I have always been impatient with my paintings. I want to start one and then finish it, and then I want to go on to the next. I’ve never believed in practice works. You know, the kind of artwork that is only a warm up exercise, but you’re never going to use it for anything.
I also don’t write practice poems, practice novels and practice essays. Likewise, I don’t raise practice children or practice chimpanzees. I don’t believe in practice relationships, but other people do. And it seems to work for them. They get better at it with time, just by trying the same thing over and over again. Sometimes, on their third marriage or seventh child, they get things just right. To me, the idea of practice makes perfect seems both boring and heart-wrenching.
“You take everything too seriously,” I’ve been told. “Not everything is for keeps. Stay in the moment. Don’t form attachments to people or things.” That last part comes from the Buddhist camp. But I’ve heard the same advice everywhere.
How can you love something and then throw it away? It does not seem right to create something only to discard it as not good enough. But this year, I have come close.
I had an idea for a painting, and I also wanted to do a craft for Christmas gifts. And I realized I just did not have time to come up with an original new painting for each gift. So it occurred to me to set up to mass produce the same painting over and over again.

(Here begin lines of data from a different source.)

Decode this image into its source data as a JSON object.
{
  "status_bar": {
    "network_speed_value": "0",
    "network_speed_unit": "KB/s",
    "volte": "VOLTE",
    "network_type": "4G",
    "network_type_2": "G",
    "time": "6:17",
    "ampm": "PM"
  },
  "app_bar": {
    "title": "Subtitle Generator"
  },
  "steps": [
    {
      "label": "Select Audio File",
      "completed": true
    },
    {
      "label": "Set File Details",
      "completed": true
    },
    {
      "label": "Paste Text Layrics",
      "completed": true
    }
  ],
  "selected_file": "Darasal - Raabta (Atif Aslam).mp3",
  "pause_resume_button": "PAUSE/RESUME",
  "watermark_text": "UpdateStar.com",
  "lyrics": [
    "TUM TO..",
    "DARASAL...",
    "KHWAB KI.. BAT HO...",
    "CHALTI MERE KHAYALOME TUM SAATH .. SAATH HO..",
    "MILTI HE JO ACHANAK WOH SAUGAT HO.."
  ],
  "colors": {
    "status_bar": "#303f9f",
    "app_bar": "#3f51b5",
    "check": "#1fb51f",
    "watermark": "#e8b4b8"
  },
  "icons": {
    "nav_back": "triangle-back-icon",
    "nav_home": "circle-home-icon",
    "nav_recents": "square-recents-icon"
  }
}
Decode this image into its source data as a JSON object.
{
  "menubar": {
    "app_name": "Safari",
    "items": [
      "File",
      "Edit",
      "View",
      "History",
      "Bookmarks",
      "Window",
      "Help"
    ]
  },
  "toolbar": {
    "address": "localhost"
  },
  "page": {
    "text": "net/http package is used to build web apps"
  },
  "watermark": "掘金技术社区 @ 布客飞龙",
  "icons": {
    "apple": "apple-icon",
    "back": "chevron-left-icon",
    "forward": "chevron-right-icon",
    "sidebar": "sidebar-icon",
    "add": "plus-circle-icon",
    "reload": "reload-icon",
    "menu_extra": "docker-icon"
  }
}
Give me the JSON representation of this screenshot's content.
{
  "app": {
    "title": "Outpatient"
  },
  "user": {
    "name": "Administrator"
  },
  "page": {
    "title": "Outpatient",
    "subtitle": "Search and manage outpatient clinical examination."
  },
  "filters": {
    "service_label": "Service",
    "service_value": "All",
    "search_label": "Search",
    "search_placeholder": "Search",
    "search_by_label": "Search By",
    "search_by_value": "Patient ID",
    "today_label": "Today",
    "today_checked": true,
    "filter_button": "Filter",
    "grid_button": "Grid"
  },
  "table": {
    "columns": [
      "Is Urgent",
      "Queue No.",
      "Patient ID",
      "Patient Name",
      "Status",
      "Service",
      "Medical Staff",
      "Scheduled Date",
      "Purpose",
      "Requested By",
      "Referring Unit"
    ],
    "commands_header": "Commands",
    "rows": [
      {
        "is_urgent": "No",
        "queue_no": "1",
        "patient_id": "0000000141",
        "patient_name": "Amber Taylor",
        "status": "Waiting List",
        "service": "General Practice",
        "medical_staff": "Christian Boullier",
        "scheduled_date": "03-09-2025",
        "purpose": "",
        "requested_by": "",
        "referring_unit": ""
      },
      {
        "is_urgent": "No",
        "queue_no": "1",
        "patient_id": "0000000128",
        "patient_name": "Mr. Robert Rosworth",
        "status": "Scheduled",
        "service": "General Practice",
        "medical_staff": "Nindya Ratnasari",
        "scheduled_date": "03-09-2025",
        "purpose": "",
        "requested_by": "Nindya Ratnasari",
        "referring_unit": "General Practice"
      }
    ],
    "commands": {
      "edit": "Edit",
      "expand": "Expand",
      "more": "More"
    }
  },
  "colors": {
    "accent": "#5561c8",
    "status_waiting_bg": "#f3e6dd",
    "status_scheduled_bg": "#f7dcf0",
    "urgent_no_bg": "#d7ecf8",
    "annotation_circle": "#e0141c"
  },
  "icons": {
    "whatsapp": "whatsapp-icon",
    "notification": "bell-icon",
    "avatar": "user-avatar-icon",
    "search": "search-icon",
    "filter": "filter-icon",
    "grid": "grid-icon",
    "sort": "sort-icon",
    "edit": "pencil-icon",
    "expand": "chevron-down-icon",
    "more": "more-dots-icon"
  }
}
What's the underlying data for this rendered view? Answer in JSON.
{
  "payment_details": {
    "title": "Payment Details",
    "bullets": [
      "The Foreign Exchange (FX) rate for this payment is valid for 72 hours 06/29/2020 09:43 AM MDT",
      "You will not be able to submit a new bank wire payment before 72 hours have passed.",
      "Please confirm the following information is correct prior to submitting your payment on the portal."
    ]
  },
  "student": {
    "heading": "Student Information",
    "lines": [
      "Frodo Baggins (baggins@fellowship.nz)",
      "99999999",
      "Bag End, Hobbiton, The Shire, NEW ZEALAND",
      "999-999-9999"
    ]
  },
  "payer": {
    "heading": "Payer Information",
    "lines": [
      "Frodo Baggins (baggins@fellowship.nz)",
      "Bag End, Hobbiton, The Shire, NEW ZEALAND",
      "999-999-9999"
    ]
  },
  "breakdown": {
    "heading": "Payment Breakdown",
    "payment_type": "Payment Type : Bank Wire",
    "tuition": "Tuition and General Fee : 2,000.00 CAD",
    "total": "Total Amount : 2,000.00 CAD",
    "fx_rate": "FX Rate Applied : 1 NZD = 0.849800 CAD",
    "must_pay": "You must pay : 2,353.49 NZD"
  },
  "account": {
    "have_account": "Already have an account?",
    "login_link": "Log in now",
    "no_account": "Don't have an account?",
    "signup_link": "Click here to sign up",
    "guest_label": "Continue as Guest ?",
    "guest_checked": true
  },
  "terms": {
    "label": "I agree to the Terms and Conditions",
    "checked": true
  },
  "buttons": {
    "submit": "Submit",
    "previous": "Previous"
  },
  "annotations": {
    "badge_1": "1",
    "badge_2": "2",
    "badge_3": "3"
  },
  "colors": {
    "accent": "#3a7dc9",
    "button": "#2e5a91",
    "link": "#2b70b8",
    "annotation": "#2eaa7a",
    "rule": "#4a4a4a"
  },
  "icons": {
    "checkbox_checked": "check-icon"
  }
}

As I kept trying to paint the same thing, I noticed some changes. The deer in the right hand corner of the painting kept improving. The butterfly kept getting smaller and less prominent
Mind you, I could not spend a lot of time on each painting. Since I was making many of them, and I wanted to send them out, it was not practical to mull over and correct each imperfection. The task I set for myself was to make the painting as good as it could be in a limited amount of time and with limited resources. I imagine that this must have been how people used to paint, when they sold their artwork out on the street. It did not need to be the best. It just had to fetch a quick price. In situations such as that, practice really does improve performance.
For one thing, as we practice our art, we start to automate certain things that we had to think about when it was just a once in a lifetime act. Take mixing the colors. I found that if I painted the form of the deer in the same purple that I used for the flowers, and then I painted the shape of the butterfly in orange, I could then overlay the purple in the deer with that orange to make it brown.
This, I think, is the difference between an artisan and an artist — or at least, one of the differences. An artisan has to work quickly and efficiently. The work has to be accomplished fast over and over again to meet a demand. Professionalism in many ways is just having the experience to know how to get the most out of resources so as to exploit them to the max. If you only ever do one thing, you can become really good at it.
But the down side is this: who wants to do the same thing over and over again for all eternity? Who doesn’t want to learn something new every day, at the price of being a little amateurish at it? Doesn’t the work lose its value if there is too much of it?
I would rather love what I do than just profess to love it. In today’s world, you can paint just one painting and then sell millions of prints. So there is no need for any of us to repeat ourselves.